Tütünün keyif veren maddesi olan nikotin, Fransa’ya tütünü 1560 yılında getirmiş olan Fransa’nın Portekiz elçisi Jean Nicot’dan alır. Bu elçi 1560 yılında Kral II. Henry’nin ölümünden sonra depresyona giren Kraliçe Katharina de Medici’ye tütün tohumları göndermiştir. Sarayın bahçesine ekilen tohumlar çiçek açtıktan sonra Kraliçenin baş ağrıları geçmiştir. Bu tarihten sonra tütünün keyif ve cesaret verici özelliğinden sonra ilaç olarak da etkili olduğuna inanılmıştır. Kraliçenin bu bitkiye verdiği önemden dolayı bu bitkiye Kraliçe otu denilmiştir. Daha sonra Jean Nicot’un bu bitkinin yayılmasına vermiş olduğu katkıdan dolayı tütün bitkisine Nicotiana ve 1828’de bulunan tütündeki alkoloid de nikotin denilmiştir.
Avrupa’da tütün önceleri şifalı ot olarak öngörüldü. 1565’de Sevillalı profesör Nicola Mondares tütünün öksürük, astım, baş ve diş ağrısı, kadınların dönemsel rahatsızlıklarına ve mide ağrısına iyi geldiğini ilan eder ve daha sonra Vatikan dahi bu otu bahçesinde yetiştirmeye başlayıp işlemesi için ayrıca bir fabrika dahi kurmuştur.
İngilizler tütünü şifalı olarak değil, afyon ve esrar gibi keyif verici bir madde olarak kullandı. Aristokrat sınıfının kullandığı tütün o kadar pahalıydı ki, ilk zamanlarda gümüş ile tartılıyordu.
17. yüzyıl başında İtalya’ya giren tütün, 1636’daki veba salgını sırasında vebaya karşı etkili bir ilaç olarak görüldü.

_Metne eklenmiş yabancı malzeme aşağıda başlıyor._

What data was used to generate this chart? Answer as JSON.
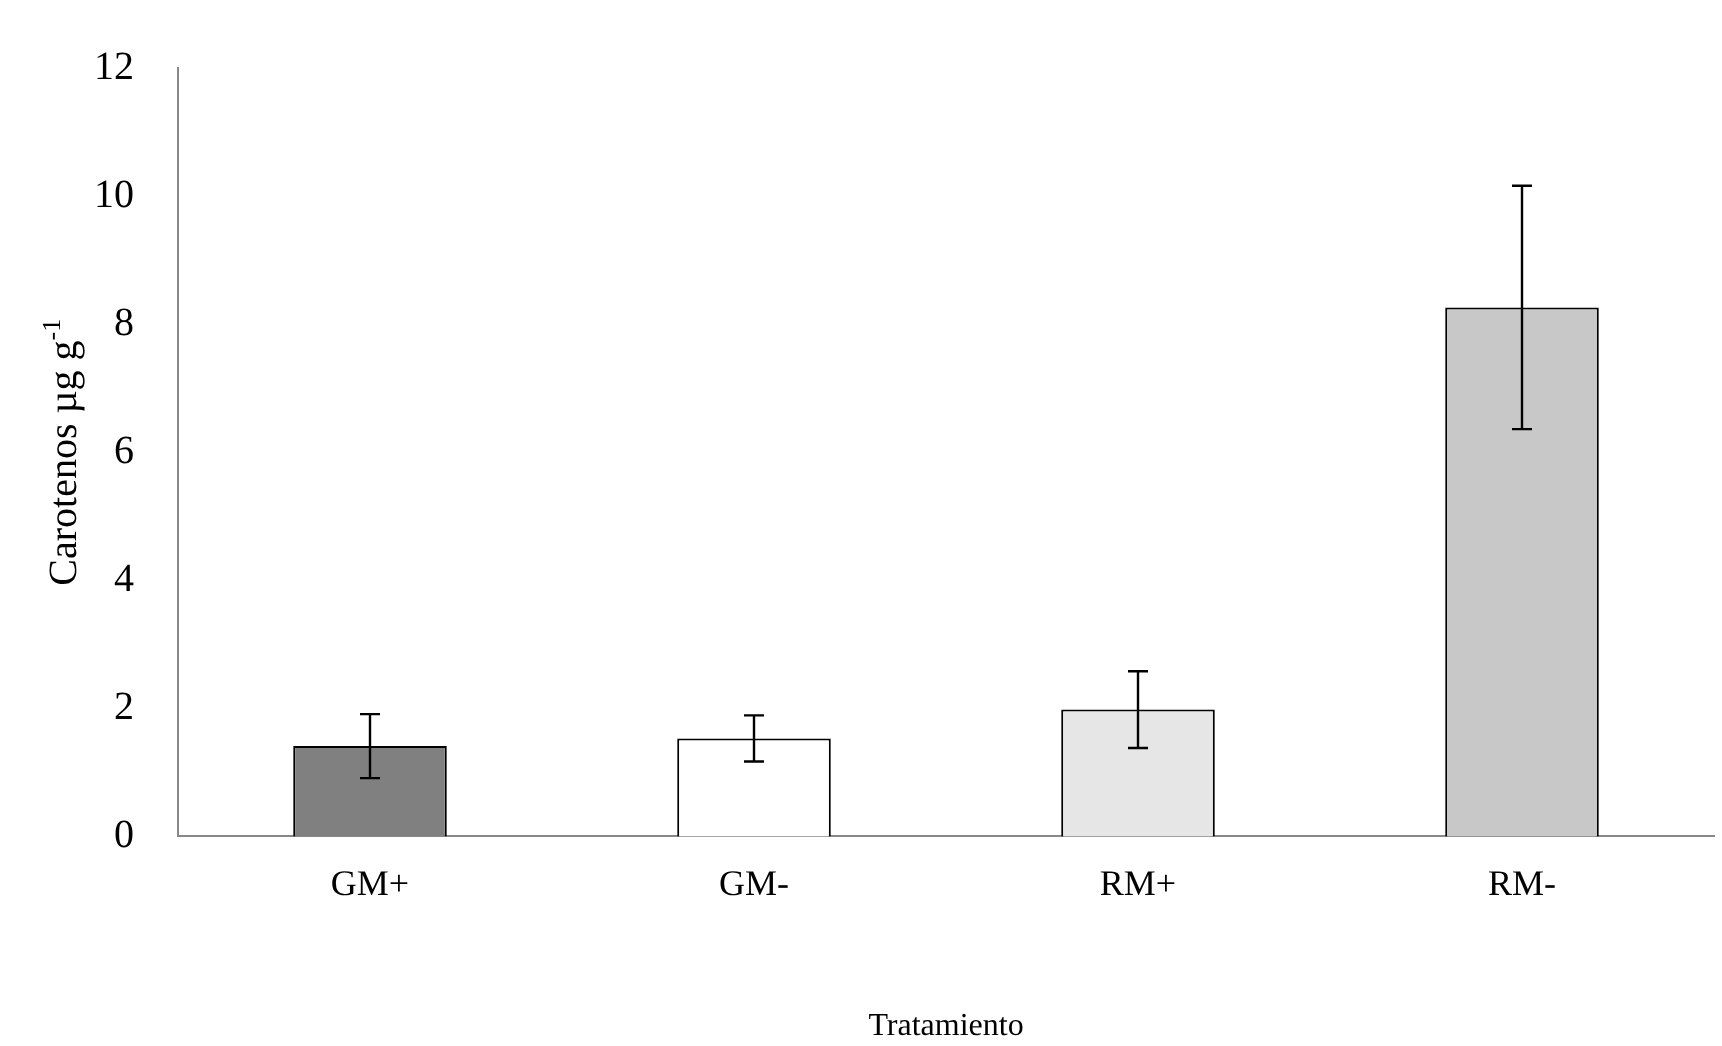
{
  "chart_data": {
    "type": "bar",
    "xlabel": "Tratamiento",
    "ylabel": "Carotenos µg g$^{-1}$",
    "categories": [
      "GM+",
      "GM-",
      "RM+",
      "RM-"
    ],
    "values": [
      1.41,
      1.53,
      1.98,
      8.26
    ],
    "errors": [
      0.5,
      0.36,
      0.6,
      1.9
    ],
    "colors": [
      "#808080",
      "#ffffff",
      "#e6e6e6",
      "#c8c8c8"
    ],
    "ylim": [
      0,
      12
    ],
    "yticks": [
      0,
      2,
      4,
      6,
      8,
      10,
      12
    ],
    "grid": false,
    "legend": false
  }
}
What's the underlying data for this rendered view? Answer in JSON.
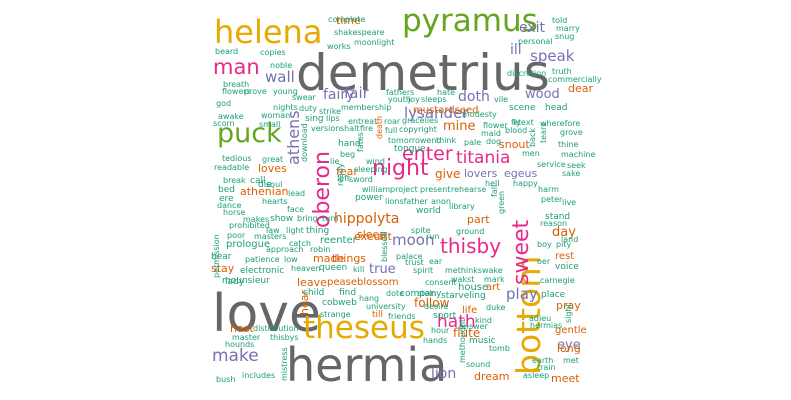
{
  "palette": {
    "teal": "#1b9e77",
    "orange": "#d95f02",
    "purple": "#7570b3",
    "magenta": "#e7298a",
    "green": "#66a61e",
    "gold": "#e6ab02",
    "gray": "#666666"
  },
  "words": [
    {
      "text": "demetrius",
      "color": "gray"
    },
    {
      "text": "love",
      "color": "gray"
    },
    {
      "text": "hermia",
      "color": "gray"
    },
    {
      "text": "theseus",
      "color": "gold"
    },
    {
      "text": "bottom",
      "color": "gold"
    },
    {
      "text": "helena",
      "color": "gold"
    },
    {
      "text": "pyramus",
      "color": "green"
    },
    {
      "text": "puck",
      "color": "green"
    },
    {
      "text": "sweet",
      "color": "magenta"
    },
    {
      "text": "thisby",
      "color": "magenta"
    },
    {
      "text": "night",
      "color": "magenta"
    },
    {
      "text": "man",
      "color": "magenta"
    },
    {
      "text": "oberon",
      "color": "magenta"
    },
    {
      "text": "enter",
      "color": "magenta"
    },
    {
      "text": "titania",
      "color": "magenta"
    },
    {
      "text": "hath",
      "color": "magenta"
    },
    {
      "text": "lysander",
      "color": "purple"
    },
    {
      "text": "make",
      "color": "purple"
    },
    {
      "text": "wall",
      "color": "purple"
    },
    {
      "text": "fair",
      "color": "purple"
    },
    {
      "text": "fairy",
      "color": "purple"
    },
    {
      "text": "moon",
      "color": "purple"
    },
    {
      "text": "play",
      "color": "purple"
    },
    {
      "text": "speak",
      "color": "purple"
    },
    {
      "text": "exit",
      "color": "purple"
    },
    {
      "text": "athens",
      "color": "purple"
    },
    {
      "text": "doth",
      "color": "purple"
    },
    {
      "text": "wood",
      "color": "purple"
    },
    {
      "text": "lion",
      "color": "purple"
    },
    {
      "text": "true",
      "color": "purple"
    },
    {
      "text": "eye",
      "color": "purple"
    },
    {
      "text": "ill",
      "color": "purple"
    },
    {
      "text": "hippolyta",
      "color": "orange"
    },
    {
      "text": "mine",
      "color": "orange"
    },
    {
      "text": "give",
      "color": "orange"
    },
    {
      "text": "day",
      "color": "orange"
    },
    {
      "text": "dear",
      "color": "orange"
    },
    {
      "text": "exeunt",
      "color": "orange"
    },
    {
      "text": "sleep",
      "color": "orange"
    },
    {
      "text": "loves",
      "color": "orange"
    },
    {
      "text": "follow",
      "color": "orange"
    },
    {
      "text": "flute",
      "color": "orange"
    },
    {
      "text": "long",
      "color": "orange"
    },
    {
      "text": "pray",
      "color": "orange"
    },
    {
      "text": "dream",
      "color": "orange"
    },
    {
      "text": "meet",
      "color": "orange"
    },
    {
      "text": "hast",
      "color": "orange"
    },
    {
      "text": "snout",
      "color": "orange"
    },
    {
      "text": "stay",
      "color": "orange"
    },
    {
      "text": "time",
      "color": "orange"
    },
    {
      "text": "athenian",
      "color": "orange"
    },
    {
      "text": "leave",
      "color": "orange"
    },
    {
      "text": "things",
      "color": "orange"
    },
    {
      "text": "made",
      "color": "orange"
    },
    {
      "text": "part",
      "color": "orange"
    },
    {
      "text": "art",
      "color": "orange"
    },
    {
      "text": "mustardseed",
      "color": "orange"
    },
    {
      "text": "peaseblossom",
      "color": "orange"
    },
    {
      "text": "gentle",
      "color": "orange"
    },
    {
      "text": "rest",
      "color": "orange"
    },
    {
      "text": "fear",
      "color": "orange"
    },
    {
      "text": "till",
      "color": "orange"
    },
    {
      "text": "hear",
      "color": "orange"
    },
    {
      "text": "life",
      "color": "orange"
    },
    {
      "text": "house",
      "color": "teal"
    },
    {
      "text": "egeus",
      "color": "purple"
    },
    {
      "text": "lovers",
      "color": "purple"
    },
    {
      "text": "reenter",
      "color": "teal"
    },
    {
      "text": "prologue",
      "color": "teal"
    },
    {
      "text": "queen",
      "color": "teal"
    },
    {
      "text": "cobweb",
      "color": "teal"
    },
    {
      "text": "child",
      "color": "teal"
    },
    {
      "text": "find",
      "color": "teal"
    },
    {
      "text": "electronic",
      "color": "teal"
    },
    {
      "text": "mounsieur",
      "color": "teal"
    },
    {
      "text": "starveling",
      "color": "teal"
    },
    {
      "text": "sport",
      "color": "teal"
    },
    {
      "text": "music",
      "color": "teal"
    },
    {
      "text": "place",
      "color": "teal"
    },
    {
      "text": "voice",
      "color": "teal"
    },
    {
      "text": "stand",
      "color": "teal"
    },
    {
      "text": "head",
      "color": "teal"
    },
    {
      "text": "scene",
      "color": "teal"
    },
    {
      "text": "tongue",
      "color": "teal"
    },
    {
      "text": "hand",
      "color": "teal"
    },
    {
      "text": "call",
      "color": "teal"
    },
    {
      "text": "die",
      "color": "teal"
    },
    {
      "text": "bed",
      "color": "teal"
    },
    {
      "text": "show",
      "color": "teal"
    },
    {
      "text": "thing",
      "color": "teal"
    },
    {
      "text": "power",
      "color": "teal"
    },
    {
      "text": "world",
      "color": "teal"
    },
    {
      "text": "company",
      "color": "teal"
    },
    {
      "text": "sing",
      "color": "teal"
    },
    {
      "text": "bear",
      "color": "teal"
    },
    {
      "text": "ere",
      "color": "teal"
    },
    {
      "text": "lady",
      "color": "teal"
    },
    {
      "text": "master",
      "color": "teal"
    },
    {
      "text": "hounds",
      "color": "teal"
    },
    {
      "text": "bush",
      "color": "teal"
    },
    {
      "text": "includes",
      "color": "teal"
    },
    {
      "text": "distribution",
      "color": "teal"
    },
    {
      "text": "thisbys",
      "color": "teal"
    },
    {
      "text": "strange",
      "color": "teal"
    },
    {
      "text": "friends",
      "color": "teal"
    },
    {
      "text": "hands",
      "color": "teal"
    },
    {
      "text": "hour",
      "color": "teal"
    },
    {
      "text": "answer",
      "color": "teal"
    },
    {
      "text": "sound",
      "color": "teal"
    },
    {
      "text": "earth",
      "color": "teal"
    },
    {
      "text": "train",
      "color": "teal"
    },
    {
      "text": "asleep",
      "color": "teal"
    },
    {
      "text": "adieu",
      "color": "teal"
    },
    {
      "text": "hermias",
      "color": "teal"
    },
    {
      "text": "met",
      "color": "teal"
    },
    {
      "text": "sight",
      "color": "teal"
    },
    {
      "text": "carnegie",
      "color": "teal"
    },
    {
      "text": "oer",
      "color": "teal"
    },
    {
      "text": "land",
      "color": "teal"
    },
    {
      "text": "pity",
      "color": "teal"
    },
    {
      "text": "boy",
      "color": "teal"
    },
    {
      "text": "reason",
      "color": "teal"
    },
    {
      "text": "peter",
      "color": "teal"
    },
    {
      "text": "live",
      "color": "teal"
    },
    {
      "text": "harm",
      "color": "teal"
    },
    {
      "text": "sake",
      "color": "teal"
    },
    {
      "text": "seek",
      "color": "teal"
    },
    {
      "text": "service",
      "color": "teal"
    },
    {
      "text": "machine",
      "color": "teal"
    },
    {
      "text": "men",
      "color": "teal"
    },
    {
      "text": "thine",
      "color": "teal"
    },
    {
      "text": "grove",
      "color": "teal"
    },
    {
      "text": "wherefore",
      "color": "teal"
    },
    {
      "text": "etext",
      "color": "teal"
    },
    {
      "text": "truth",
      "color": "teal"
    },
    {
      "text": "commercially",
      "color": "teal"
    },
    {
      "text": "discretion",
      "color": "teal"
    },
    {
      "text": "personal",
      "color": "teal"
    },
    {
      "text": "snug",
      "color": "teal"
    },
    {
      "text": "marry",
      "color": "teal"
    },
    {
      "text": "told",
      "color": "teal"
    },
    {
      "text": "complete",
      "color": "teal"
    },
    {
      "text": "shakespeare",
      "color": "teal"
    },
    {
      "text": "works",
      "color": "teal"
    },
    {
      "text": "moonlight",
      "color": "teal"
    },
    {
      "text": "beard",
      "color": "teal"
    },
    {
      "text": "copies",
      "color": "teal"
    },
    {
      "text": "noble",
      "color": "teal"
    },
    {
      "text": "breath",
      "color": "teal"
    },
    {
      "text": "flowers",
      "color": "teal"
    },
    {
      "text": "prove",
      "color": "teal"
    },
    {
      "text": "young",
      "color": "teal"
    },
    {
      "text": "swear",
      "color": "teal"
    },
    {
      "text": "god",
      "color": "teal"
    },
    {
      "text": "awake",
      "color": "teal"
    },
    {
      "text": "scorn",
      "color": "teal"
    },
    {
      "text": "woman",
      "color": "teal"
    },
    {
      "text": "small",
      "color": "teal"
    },
    {
      "text": "nights",
      "color": "teal"
    },
    {
      "text": "duty",
      "color": "teal"
    },
    {
      "text": "strike",
      "color": "teal"
    },
    {
      "text": "membership",
      "color": "teal"
    },
    {
      "text": "fathers",
      "color": "teal"
    },
    {
      "text": "youth",
      "color": "teal"
    },
    {
      "text": "joy",
      "color": "teal"
    },
    {
      "text": "sleeps",
      "color": "teal"
    },
    {
      "text": "hate",
      "color": "teal"
    },
    {
      "text": "modesty",
      "color": "teal"
    },
    {
      "text": "vile",
      "color": "teal"
    },
    {
      "text": "lips",
      "color": "teal"
    },
    {
      "text": "version",
      "color": "teal"
    },
    {
      "text": "shalt",
      "color": "teal"
    },
    {
      "text": "fire",
      "color": "teal"
    },
    {
      "text": "entreat",
      "color": "teal"
    },
    {
      "text": "roar",
      "color": "teal"
    },
    {
      "text": "gracelies",
      "color": "teal"
    },
    {
      "text": "copyright",
      "color": "teal"
    },
    {
      "text": "tomorrowend",
      "color": "teal"
    },
    {
      "text": "think",
      "color": "teal"
    },
    {
      "text": "pale",
      "color": "teal"
    },
    {
      "text": "dog",
      "color": "teal"
    },
    {
      "text": "flower",
      "color": "teal"
    },
    {
      "text": "maid",
      "color": "teal"
    },
    {
      "text": "blood",
      "color": "teal"
    },
    {
      "text": "fly",
      "color": "teal"
    },
    {
      "text": "sleeping",
      "color": "teal"
    },
    {
      "text": "full",
      "color": "teal"
    },
    {
      "text": "death",
      "color": "orange"
    },
    {
      "text": "tedious",
      "color": "teal"
    },
    {
      "text": "readable",
      "color": "teal"
    },
    {
      "text": "great",
      "color": "teal"
    },
    {
      "text": "break",
      "color": "teal"
    },
    {
      "text": "soul",
      "color": "teal"
    },
    {
      "text": "lead",
      "color": "teal"
    },
    {
      "text": "dance",
      "color": "teal"
    },
    {
      "text": "hearts",
      "color": "teal"
    },
    {
      "text": "horse",
      "color": "teal"
    },
    {
      "text": "makes",
      "color": "teal"
    },
    {
      "text": "masters",
      "color": "teal"
    },
    {
      "text": "prohibited",
      "color": "teal"
    },
    {
      "text": "law",
      "color": "teal"
    },
    {
      "text": "poor",
      "color": "teal"
    },
    {
      "text": "approach",
      "color": "teal"
    },
    {
      "text": "patience",
      "color": "teal"
    },
    {
      "text": "low",
      "color": "teal"
    },
    {
      "text": "heaven",
      "color": "teal"
    },
    {
      "text": "catch",
      "color": "teal"
    },
    {
      "text": "robin",
      "color": "teal"
    },
    {
      "text": "bring",
      "color": "teal"
    },
    {
      "text": "turn",
      "color": "teal"
    },
    {
      "text": "face",
      "color": "teal"
    },
    {
      "text": "light",
      "color": "teal"
    },
    {
      "text": "kill",
      "color": "teal"
    },
    {
      "text": "left",
      "color": "teal"
    },
    {
      "text": "sword",
      "color": "teal"
    },
    {
      "text": "wind",
      "color": "teal"
    },
    {
      "text": "william",
      "color": "teal"
    },
    {
      "text": "project",
      "color": "teal"
    },
    {
      "text": "present",
      "color": "teal"
    },
    {
      "text": "rehearse",
      "color": "teal"
    },
    {
      "text": "lionsfather",
      "color": "teal"
    },
    {
      "text": "anon",
      "color": "teal"
    },
    {
      "text": "library",
      "color": "teal"
    },
    {
      "text": "spite",
      "color": "teal"
    },
    {
      "text": "ground",
      "color": "teal"
    },
    {
      "text": "run",
      "color": "teal"
    },
    {
      "text": "trust",
      "color": "teal"
    },
    {
      "text": "ear",
      "color": "teal"
    },
    {
      "text": "palace",
      "color": "teal"
    },
    {
      "text": "spirit",
      "color": "teal"
    },
    {
      "text": "methinkswake",
      "color": "teal"
    },
    {
      "text": "consent",
      "color": "teal"
    },
    {
      "text": "wakst",
      "color": "teal"
    },
    {
      "text": "mark",
      "color": "teal"
    },
    {
      "text": "hang",
      "color": "teal"
    },
    {
      "text": "dote",
      "color": "teal"
    },
    {
      "text": "stoln",
      "color": "teal"
    },
    {
      "text": "university",
      "color": "teal"
    },
    {
      "text": "desire",
      "color": "teal"
    },
    {
      "text": "kind",
      "color": "teal"
    },
    {
      "text": "tomb",
      "color": "teal"
    },
    {
      "text": "duke",
      "color": "teal"
    },
    {
      "text": "beg",
      "color": "teal"
    },
    {
      "text": "lie",
      "color": "teal"
    },
    {
      "text": "ready",
      "color": "teal"
    },
    {
      "text": "hell",
      "color": "teal"
    },
    {
      "text": "happy",
      "color": "teal"
    },
    {
      "text": "green",
      "color": "teal"
    },
    {
      "text": "permission",
      "color": "teal"
    },
    {
      "text": "download",
      "color": "teal"
    },
    {
      "text": "mistress",
      "color": "teal"
    },
    {
      "text": "methought",
      "color": "teal"
    },
    {
      "text": "blessed",
      "color": "teal"
    },
    {
      "text": "tears",
      "color": "teal"
    },
    {
      "text": "back",
      "color": "teal"
    },
    {
      "text": "fall",
      "color": "teal"
    },
    {
      "text": "fates",
      "color": "teal"
    }
  ]
}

Almanlar ise tütün ile tanışmak için 30 Yıl Savaşlarını beklediler. Ardından ise Avusturya ve Macaristan’a girdi tütün. 30 Yıl Savaşlarının tütünün, Napolyon’un savaşlarının ise puronun bütün Avrupa’ya yayıldığını söylerler. Tütün içme biçimi Batı’da 3 evrim geçirmiştir. 17 ve 18. yüzyıl tütün daha çok pipo olarak içiliyordu. 18. yüzyıla enfıye damgasını vurmuştur. 19. yüzyıl başından itibaren pipo’nun yerini giderek puro almaya başlar. Pipo, 19. yüzyıl ikinci yarısından itibaren yerini şu anki krallık tahtında oturan sigaraya devreder.
Sigaranın en yaygın tütün mamülü olarak kullanıldığı bütün dönem boyunca puro oldukça saygın ve ağırbaşlı olarak muhafazakar bir duruş sergilemiştir.
Doğuda 17 ve 18. yüzyıllarda çubuk içimi yaygındır. Daha sonra yerini nargile alacaktır. 19. yüzyıldan itibaren sigara açık ara öne geçer.
*Tütün ve tütün mamulleri sağlığa zararlıdır.